Africa CDC spearheads move to secure Africa’s health future

African leaders have made a decision that will create a robust future market for medical products for African manufacturers. Spearheaded by the Africa Centres for Disease Control and Prevention, a pooled procurement mechanism was agreed upon and signed off late last night at the African Union (AU) Summit in Addis Ababa.

This decision is significant because it creates predictable demand so manufacturers can plan for the long term to create a viable vaccine manufacturing ecosystem.

The Director General of Africa CDC, Dr. Jean Kaseya, said: “The decision means creating a robust market for manufacturers and ensuring the health security of all Africans. This will be the second independence of Africa.”

The African market size for medicines and vaccines is approximately 50 billion USD annually. Africa CDC will lead the pooled procurement initiative in collaboration with continental and global partners.

The move is also designed to ensure that African Union member states can get better deals on price.

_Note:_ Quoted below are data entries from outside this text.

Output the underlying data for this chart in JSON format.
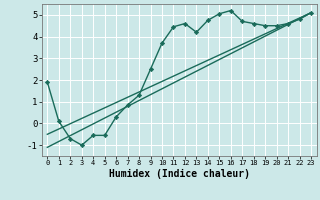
{
  "title": "",
  "xlabel": "Humidex (Indice chaleur)",
  "bg_color": "#cce8e8",
  "line_color": "#1a6b5a",
  "grid_color": "#ffffff",
  "xlim": [
    -0.5,
    23.5
  ],
  "ylim": [
    -1.5,
    5.5
  ],
  "yticks": [
    -1,
    0,
    1,
    2,
    3,
    4,
    5
  ],
  "xticks": [
    0,
    1,
    2,
    3,
    4,
    5,
    6,
    7,
    8,
    9,
    10,
    11,
    12,
    13,
    14,
    15,
    16,
    17,
    18,
    19,
    20,
    21,
    22,
    23
  ],
  "curve1_x": [
    0,
    1,
    2,
    3,
    4,
    5,
    6,
    7,
    8,
    9,
    10,
    11,
    12,
    13,
    14,
    15,
    16,
    17,
    18,
    19,
    20,
    21,
    22,
    23
  ],
  "curve1_y": [
    1.9,
    0.1,
    -0.7,
    -1.0,
    -0.55,
    -0.55,
    0.3,
    0.85,
    1.3,
    2.5,
    3.7,
    4.45,
    4.6,
    4.2,
    4.75,
    5.05,
    5.2,
    4.7,
    4.6,
    4.5,
    4.5,
    4.6,
    4.8,
    5.1
  ],
  "line2_x": [
    0,
    23
  ],
  "line2_y": [
    -1.1,
    5.1
  ],
  "line3_x": [
    0,
    23
  ],
  "line3_y": [
    -0.5,
    5.1
  ],
  "marker": "D",
  "marker_size": 2.2,
  "line_width": 1.0
}
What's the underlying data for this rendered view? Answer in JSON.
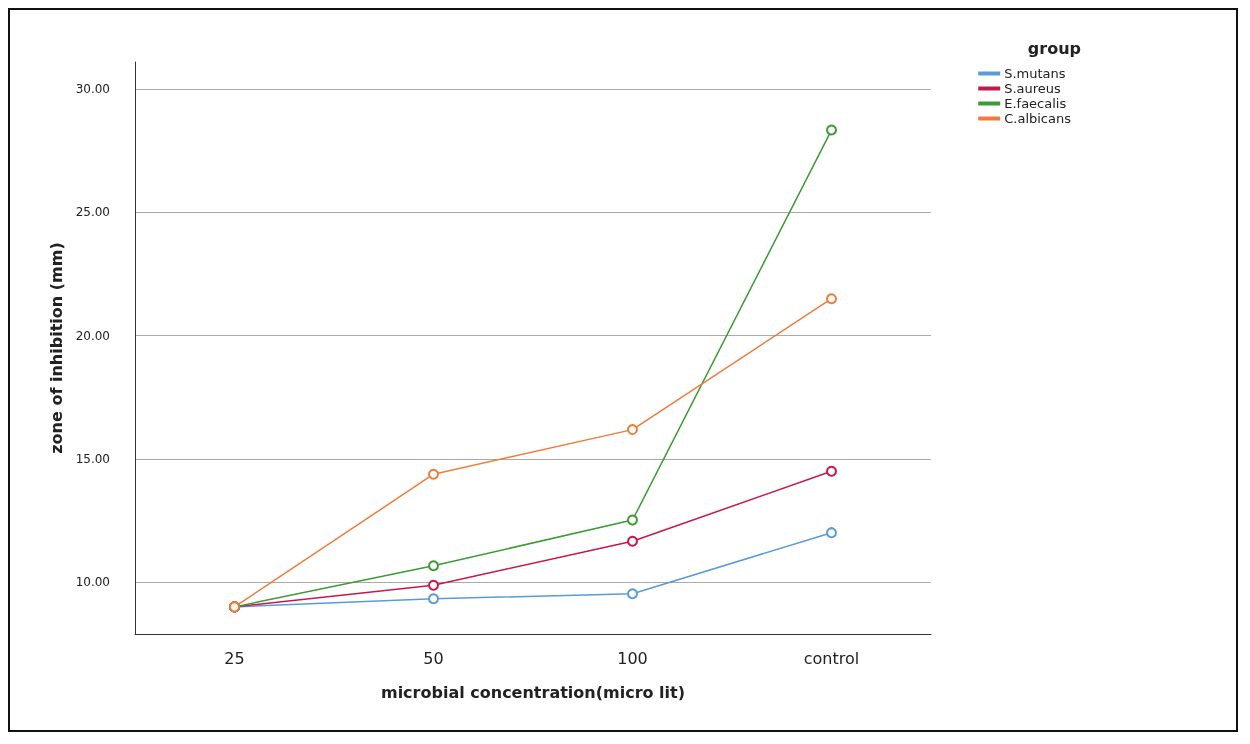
{
  "chart_data": {
    "type": "line",
    "xlabel": "microbial concentration(micro lit)",
    "ylabel": "zone of inhibition (mm)",
    "legend_title": "group",
    "categories": [
      "25",
      "50",
      "100",
      "control"
    ],
    "series": [
      {
        "name": "S.mutans",
        "color": "#5b9bd5",
        "values": [
          9.0,
          9.33,
          9.53,
          12.01
        ]
      },
      {
        "name": "S.aureus",
        "color": "#c8174a",
        "values": [
          9.0,
          9.88,
          11.66,
          14.5
        ]
      },
      {
        "name": "E.faecalis",
        "color": "#3b9a34",
        "values": [
          9.0,
          10.67,
          12.52,
          28.34
        ]
      },
      {
        "name": "C.albicans",
        "color": "#ee7d3a",
        "values": [
          9.0,
          14.38,
          16.19,
          21.5
        ]
      }
    ],
    "ylim": [
      7.9,
      31.1
    ],
    "yticks": [
      {
        "value": 10,
        "label": "10.00"
      },
      {
        "value": 15,
        "label": "15.00"
      },
      {
        "value": 20,
        "label": "20.00"
      },
      {
        "value": 25,
        "label": "25.00"
      },
      {
        "value": 30,
        "label": "30.00"
      }
    ],
    "grid": "y",
    "legend": "top right",
    "marker": "circle",
    "line_style": "solid"
  }
}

The African Union has also voted to appoint H.E. President William Ruto of Kenya as the local manufacturing champion to ensure the continent reaches its goal of vaccine self-reliance.

This keeps local manufacturing on the agenda for the continent and the world and prioritises health security for the African population. Less than one per cent of vaccines are currently manufactured on the continent. African leaders aim that 60% of the vaccines to be manufactured in Africa by 2040.

In a significant move, the AU also voted to broaden the Africa CDC’s mandate to include the manufacturing of medicines and diagnostics, in addition to its current remit of vaccines.